THE State Government has cleared the region’s largest plantation owner over alleged breaches to the forward sale contract following an interdepartmental investigation.
Forestry Minister Leon Bignell has released the findings of the probe amid a fresh call for more action on the issue.
Unsatisfied with the government’s handling of the issue, Member for Mount Gambier Troy Bell is pushing for an independent auditor to investigate whether OneFortyOne Plantations (OFO) is meeting the conditions of the sale.
His comments come as some regional processors continue to hold concerns over long-term log security and sawlog exports.
But Mr Bignell said the government was “satisfied” OFO had met all conditions agreed in the forward sale.
He said previous claims alleging breaches of conditions had been investigated by an interdepartmental government committee including experts from Primary Industries and Regions South Australia (PIRSA), Department of Treasury and Finance and the Crown Solicitor’s Office.
“These were found not to be substantiated,” Mr Bignell revealed.
He said the conditions were designed with the assistance of industry and community representatives from the South East as part of the sale process, through the South East Forestry Roundtable.
“Despite there being no evidence of a breach of these conditions to date, OFO has, in good faith, announced the engagement of an independent probity expert to review their next tender,” Mr Bignell said.
“The government continues to encourage all members of the timber industry to work collaboratively to ensure the long-term future of the industry in the South East.”
But Mr Bell said an independent auditor was needed to investigate and report on all aspects of the forward sale of the region’s publicly owned forestry estate.
“The forests were sold for $670m and came with a number of conditions,” the independent MP said.
“I am concerned that when I ask the minister about concerns or breaches of the contract that are raised with me, it appears there is no independent auditor ensuring compliance.”
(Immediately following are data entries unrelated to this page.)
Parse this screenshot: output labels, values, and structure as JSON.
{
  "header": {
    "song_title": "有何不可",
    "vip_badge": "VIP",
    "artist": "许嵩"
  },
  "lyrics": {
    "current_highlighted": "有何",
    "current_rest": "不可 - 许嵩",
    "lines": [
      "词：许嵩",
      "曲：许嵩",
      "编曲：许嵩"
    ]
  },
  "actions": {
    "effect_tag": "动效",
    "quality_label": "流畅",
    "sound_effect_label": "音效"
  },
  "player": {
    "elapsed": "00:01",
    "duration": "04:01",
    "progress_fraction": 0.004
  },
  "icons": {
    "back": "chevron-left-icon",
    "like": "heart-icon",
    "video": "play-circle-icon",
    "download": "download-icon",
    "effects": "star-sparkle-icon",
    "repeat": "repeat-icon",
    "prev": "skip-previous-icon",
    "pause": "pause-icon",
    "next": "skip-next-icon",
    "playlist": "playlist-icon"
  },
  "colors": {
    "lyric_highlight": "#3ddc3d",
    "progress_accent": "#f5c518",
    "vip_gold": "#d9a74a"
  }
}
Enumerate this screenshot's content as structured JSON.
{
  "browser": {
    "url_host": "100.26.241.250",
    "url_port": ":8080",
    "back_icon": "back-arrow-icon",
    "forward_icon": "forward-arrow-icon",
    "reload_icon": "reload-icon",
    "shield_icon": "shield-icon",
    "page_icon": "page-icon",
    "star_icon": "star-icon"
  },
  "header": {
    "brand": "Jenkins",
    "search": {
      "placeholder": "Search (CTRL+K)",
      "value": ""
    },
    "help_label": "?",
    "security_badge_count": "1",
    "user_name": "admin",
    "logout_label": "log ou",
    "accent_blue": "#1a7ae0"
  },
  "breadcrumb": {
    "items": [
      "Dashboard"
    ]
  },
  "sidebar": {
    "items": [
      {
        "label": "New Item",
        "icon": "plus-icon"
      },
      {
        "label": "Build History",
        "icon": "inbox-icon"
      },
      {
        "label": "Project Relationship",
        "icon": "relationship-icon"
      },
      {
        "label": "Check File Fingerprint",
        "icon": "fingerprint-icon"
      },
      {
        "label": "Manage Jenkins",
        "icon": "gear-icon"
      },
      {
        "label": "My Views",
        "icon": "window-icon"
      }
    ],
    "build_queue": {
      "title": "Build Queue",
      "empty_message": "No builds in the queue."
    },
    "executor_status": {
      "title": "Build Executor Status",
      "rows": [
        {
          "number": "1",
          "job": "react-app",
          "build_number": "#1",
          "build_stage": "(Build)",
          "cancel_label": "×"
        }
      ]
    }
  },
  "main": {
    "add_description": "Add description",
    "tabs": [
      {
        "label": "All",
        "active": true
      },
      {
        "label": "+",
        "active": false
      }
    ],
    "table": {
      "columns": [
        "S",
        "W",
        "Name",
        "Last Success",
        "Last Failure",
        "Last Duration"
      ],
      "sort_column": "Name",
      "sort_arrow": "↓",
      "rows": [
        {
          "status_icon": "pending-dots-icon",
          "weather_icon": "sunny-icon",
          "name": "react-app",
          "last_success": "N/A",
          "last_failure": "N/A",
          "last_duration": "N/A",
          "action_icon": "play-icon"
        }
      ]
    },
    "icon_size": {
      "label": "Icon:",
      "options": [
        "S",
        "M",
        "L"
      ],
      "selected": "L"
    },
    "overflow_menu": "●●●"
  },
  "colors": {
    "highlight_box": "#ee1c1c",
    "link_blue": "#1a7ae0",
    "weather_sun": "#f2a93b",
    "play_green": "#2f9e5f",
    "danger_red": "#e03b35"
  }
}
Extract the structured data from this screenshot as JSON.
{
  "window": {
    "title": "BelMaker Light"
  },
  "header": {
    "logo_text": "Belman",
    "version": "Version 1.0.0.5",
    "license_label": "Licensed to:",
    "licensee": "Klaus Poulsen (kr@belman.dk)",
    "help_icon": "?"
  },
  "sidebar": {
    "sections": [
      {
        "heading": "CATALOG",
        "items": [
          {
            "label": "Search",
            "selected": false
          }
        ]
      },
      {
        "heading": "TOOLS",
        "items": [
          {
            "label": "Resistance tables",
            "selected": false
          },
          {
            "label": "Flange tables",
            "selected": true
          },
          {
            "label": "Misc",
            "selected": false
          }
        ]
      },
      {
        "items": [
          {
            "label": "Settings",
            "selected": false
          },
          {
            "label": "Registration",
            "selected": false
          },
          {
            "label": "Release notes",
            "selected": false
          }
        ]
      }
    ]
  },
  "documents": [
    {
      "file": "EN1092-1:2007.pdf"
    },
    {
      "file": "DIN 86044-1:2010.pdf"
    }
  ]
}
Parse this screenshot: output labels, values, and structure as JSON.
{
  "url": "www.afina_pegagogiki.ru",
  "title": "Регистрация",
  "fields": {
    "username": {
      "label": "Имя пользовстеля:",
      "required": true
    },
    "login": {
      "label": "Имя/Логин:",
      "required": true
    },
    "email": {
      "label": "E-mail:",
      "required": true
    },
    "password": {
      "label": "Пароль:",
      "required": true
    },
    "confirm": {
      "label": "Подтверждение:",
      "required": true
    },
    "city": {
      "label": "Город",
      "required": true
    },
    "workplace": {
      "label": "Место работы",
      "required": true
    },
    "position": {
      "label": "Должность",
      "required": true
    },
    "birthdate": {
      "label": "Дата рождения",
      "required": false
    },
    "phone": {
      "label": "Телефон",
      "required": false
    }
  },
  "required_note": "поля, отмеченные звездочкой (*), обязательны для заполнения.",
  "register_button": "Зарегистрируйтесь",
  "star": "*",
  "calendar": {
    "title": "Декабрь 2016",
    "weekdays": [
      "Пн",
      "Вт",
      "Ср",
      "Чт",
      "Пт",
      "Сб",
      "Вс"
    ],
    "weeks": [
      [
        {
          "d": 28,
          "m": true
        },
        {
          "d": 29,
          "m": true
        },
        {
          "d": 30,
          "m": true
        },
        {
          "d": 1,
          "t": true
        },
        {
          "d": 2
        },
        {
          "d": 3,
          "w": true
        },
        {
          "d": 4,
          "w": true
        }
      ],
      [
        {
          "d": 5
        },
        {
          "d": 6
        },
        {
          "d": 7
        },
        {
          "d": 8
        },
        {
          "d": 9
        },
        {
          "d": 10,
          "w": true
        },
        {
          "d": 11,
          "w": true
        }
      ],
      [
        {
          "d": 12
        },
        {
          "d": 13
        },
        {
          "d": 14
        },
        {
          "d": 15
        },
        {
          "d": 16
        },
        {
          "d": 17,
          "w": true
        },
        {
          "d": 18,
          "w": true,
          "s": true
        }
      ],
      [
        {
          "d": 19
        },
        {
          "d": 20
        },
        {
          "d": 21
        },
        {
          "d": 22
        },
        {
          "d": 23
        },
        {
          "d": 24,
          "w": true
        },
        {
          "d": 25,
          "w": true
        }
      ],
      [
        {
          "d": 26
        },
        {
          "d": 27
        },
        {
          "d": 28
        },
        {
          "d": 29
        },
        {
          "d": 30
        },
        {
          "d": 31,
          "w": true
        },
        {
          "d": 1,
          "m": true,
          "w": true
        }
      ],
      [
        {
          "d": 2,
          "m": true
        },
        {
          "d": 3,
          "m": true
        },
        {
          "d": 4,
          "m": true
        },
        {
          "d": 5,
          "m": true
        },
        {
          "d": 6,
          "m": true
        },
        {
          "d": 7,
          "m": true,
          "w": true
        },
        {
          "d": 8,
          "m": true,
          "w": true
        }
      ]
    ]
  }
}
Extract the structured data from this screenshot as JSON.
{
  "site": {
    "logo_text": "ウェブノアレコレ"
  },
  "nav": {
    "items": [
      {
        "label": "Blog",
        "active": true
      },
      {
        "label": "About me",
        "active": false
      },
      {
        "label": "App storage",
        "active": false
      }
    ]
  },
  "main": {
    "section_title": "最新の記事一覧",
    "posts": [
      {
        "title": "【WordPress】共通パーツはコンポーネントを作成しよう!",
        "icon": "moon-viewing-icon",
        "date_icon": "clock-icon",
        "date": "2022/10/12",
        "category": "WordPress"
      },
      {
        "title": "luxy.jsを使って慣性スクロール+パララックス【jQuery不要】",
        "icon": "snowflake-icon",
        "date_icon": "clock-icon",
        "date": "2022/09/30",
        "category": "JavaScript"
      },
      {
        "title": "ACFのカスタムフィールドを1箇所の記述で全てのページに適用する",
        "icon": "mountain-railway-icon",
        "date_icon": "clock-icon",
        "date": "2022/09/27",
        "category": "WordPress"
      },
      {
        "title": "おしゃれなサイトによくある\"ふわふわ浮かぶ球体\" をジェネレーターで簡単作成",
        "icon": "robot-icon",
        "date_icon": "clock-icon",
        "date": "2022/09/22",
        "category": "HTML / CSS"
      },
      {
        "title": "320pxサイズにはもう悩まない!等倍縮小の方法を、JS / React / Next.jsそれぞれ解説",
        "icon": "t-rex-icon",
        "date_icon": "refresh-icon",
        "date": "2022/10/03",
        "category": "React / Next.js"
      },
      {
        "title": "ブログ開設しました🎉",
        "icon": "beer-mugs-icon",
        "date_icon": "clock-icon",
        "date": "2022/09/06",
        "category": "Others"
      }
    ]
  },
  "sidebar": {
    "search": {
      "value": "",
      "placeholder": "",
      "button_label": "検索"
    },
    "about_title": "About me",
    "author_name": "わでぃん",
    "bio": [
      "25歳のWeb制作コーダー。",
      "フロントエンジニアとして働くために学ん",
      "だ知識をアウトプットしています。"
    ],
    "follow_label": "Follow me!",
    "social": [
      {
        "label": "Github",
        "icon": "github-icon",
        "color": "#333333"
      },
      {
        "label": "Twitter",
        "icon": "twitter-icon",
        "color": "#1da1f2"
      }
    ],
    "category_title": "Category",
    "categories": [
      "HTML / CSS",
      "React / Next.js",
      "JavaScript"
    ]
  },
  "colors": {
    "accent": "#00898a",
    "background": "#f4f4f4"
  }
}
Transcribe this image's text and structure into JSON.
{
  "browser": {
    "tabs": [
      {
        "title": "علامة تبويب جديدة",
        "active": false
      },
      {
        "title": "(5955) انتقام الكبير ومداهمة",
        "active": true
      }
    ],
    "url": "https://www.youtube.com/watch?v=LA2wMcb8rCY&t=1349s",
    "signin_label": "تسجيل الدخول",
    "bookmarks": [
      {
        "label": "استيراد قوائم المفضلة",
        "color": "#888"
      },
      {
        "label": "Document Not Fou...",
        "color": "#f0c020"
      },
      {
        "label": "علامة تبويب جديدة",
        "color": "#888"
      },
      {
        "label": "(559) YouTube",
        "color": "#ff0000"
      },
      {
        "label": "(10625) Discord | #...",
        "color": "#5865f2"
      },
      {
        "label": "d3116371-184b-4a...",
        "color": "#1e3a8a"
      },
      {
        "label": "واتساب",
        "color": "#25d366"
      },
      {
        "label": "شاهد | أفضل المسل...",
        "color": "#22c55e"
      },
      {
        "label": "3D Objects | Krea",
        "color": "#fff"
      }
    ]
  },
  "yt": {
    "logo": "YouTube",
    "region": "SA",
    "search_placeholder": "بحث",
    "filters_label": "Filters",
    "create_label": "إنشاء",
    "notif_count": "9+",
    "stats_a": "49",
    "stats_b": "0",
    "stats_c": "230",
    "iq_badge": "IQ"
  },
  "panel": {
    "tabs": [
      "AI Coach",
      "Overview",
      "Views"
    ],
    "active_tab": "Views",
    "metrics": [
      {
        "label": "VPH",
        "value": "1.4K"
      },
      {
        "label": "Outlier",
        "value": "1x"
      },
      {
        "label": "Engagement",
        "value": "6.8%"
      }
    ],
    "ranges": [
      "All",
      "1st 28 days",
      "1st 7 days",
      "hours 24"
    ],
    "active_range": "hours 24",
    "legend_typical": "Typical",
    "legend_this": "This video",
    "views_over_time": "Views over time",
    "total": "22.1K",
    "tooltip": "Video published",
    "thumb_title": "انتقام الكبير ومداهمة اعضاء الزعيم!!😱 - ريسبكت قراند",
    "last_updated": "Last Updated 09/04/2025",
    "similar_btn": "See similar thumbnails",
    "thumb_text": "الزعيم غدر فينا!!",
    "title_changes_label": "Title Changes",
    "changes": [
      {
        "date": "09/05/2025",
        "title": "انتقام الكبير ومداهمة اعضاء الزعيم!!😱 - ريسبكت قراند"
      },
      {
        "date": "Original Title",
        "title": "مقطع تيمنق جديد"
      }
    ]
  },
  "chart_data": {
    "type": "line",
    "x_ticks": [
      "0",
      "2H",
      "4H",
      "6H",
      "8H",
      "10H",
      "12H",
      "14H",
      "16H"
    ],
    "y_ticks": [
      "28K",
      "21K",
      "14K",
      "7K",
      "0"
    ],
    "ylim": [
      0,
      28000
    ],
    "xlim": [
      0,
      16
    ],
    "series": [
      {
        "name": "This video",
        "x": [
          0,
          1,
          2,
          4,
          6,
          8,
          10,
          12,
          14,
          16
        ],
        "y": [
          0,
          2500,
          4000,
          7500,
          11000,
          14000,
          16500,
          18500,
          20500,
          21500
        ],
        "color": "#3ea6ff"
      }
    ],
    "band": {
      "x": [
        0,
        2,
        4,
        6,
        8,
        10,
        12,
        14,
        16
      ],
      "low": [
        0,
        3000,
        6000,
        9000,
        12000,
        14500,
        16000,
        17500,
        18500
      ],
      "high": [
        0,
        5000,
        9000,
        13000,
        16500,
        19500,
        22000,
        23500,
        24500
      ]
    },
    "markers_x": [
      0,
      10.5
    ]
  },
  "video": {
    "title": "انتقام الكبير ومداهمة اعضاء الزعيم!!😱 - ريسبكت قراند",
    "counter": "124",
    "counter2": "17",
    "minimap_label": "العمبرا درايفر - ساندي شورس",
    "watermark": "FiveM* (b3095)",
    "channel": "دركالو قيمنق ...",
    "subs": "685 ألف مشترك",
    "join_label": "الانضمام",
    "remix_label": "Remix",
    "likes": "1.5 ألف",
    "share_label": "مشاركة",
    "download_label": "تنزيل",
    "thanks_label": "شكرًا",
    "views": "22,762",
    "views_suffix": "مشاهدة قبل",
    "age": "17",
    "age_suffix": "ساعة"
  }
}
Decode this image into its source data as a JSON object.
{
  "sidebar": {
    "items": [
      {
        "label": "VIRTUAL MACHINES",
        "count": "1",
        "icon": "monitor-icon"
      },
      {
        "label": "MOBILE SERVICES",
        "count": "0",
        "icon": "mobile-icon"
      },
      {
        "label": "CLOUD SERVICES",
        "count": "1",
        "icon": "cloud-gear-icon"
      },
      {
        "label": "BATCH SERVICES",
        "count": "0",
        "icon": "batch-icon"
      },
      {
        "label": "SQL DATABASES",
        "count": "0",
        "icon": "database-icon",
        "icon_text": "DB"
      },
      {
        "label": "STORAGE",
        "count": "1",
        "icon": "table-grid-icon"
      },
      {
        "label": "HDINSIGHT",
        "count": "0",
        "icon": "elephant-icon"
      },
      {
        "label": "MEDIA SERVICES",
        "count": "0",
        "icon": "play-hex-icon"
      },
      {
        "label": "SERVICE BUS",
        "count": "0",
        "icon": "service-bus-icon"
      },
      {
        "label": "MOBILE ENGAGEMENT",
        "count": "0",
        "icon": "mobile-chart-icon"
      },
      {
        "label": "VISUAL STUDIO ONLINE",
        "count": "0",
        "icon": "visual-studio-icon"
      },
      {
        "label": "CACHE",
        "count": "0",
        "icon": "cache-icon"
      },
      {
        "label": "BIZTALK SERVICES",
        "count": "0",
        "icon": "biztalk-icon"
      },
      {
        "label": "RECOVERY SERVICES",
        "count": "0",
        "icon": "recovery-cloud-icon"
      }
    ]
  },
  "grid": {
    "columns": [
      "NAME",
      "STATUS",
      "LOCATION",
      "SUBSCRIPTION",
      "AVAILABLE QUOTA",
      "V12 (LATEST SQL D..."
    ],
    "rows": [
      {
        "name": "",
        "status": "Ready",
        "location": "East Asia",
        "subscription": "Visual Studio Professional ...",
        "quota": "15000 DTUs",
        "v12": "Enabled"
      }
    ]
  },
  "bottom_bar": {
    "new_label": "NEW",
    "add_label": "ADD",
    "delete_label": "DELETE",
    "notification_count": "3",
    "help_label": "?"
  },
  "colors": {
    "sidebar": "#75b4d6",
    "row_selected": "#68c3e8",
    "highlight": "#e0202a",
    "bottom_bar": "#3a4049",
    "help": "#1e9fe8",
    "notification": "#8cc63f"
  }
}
In particular, he said he was concerned OFO was required to submit its own breaches to the government and that details associated with these matters were confidential.
“I find this totally unsatisfactory,” Mr Bell said.
“There is an urgent need for an independent auditor to be appointed to investigate all aspects of the sale.”
He said the person appointed should be competent in the knowledge of forestry and economics.
“What has transpired so far has been entirely unsatisfactory and the shroud of secrecy should be lifted,” Mr Bell said.
Mr Bell claimed every step of the way had been “shrouded in secrecy”.
“I call on the State Labor Government to appoint an independent auditor and resolve these issues for all and in particular for the people of the South East,” he said.
“I continually have people involved in the timber industry raise issues with me and the only way our community can have confidence the conditions of the contract are being adhered to, both in
written form and in the spirit of the contract, is for there to be an independent auditor appointed.”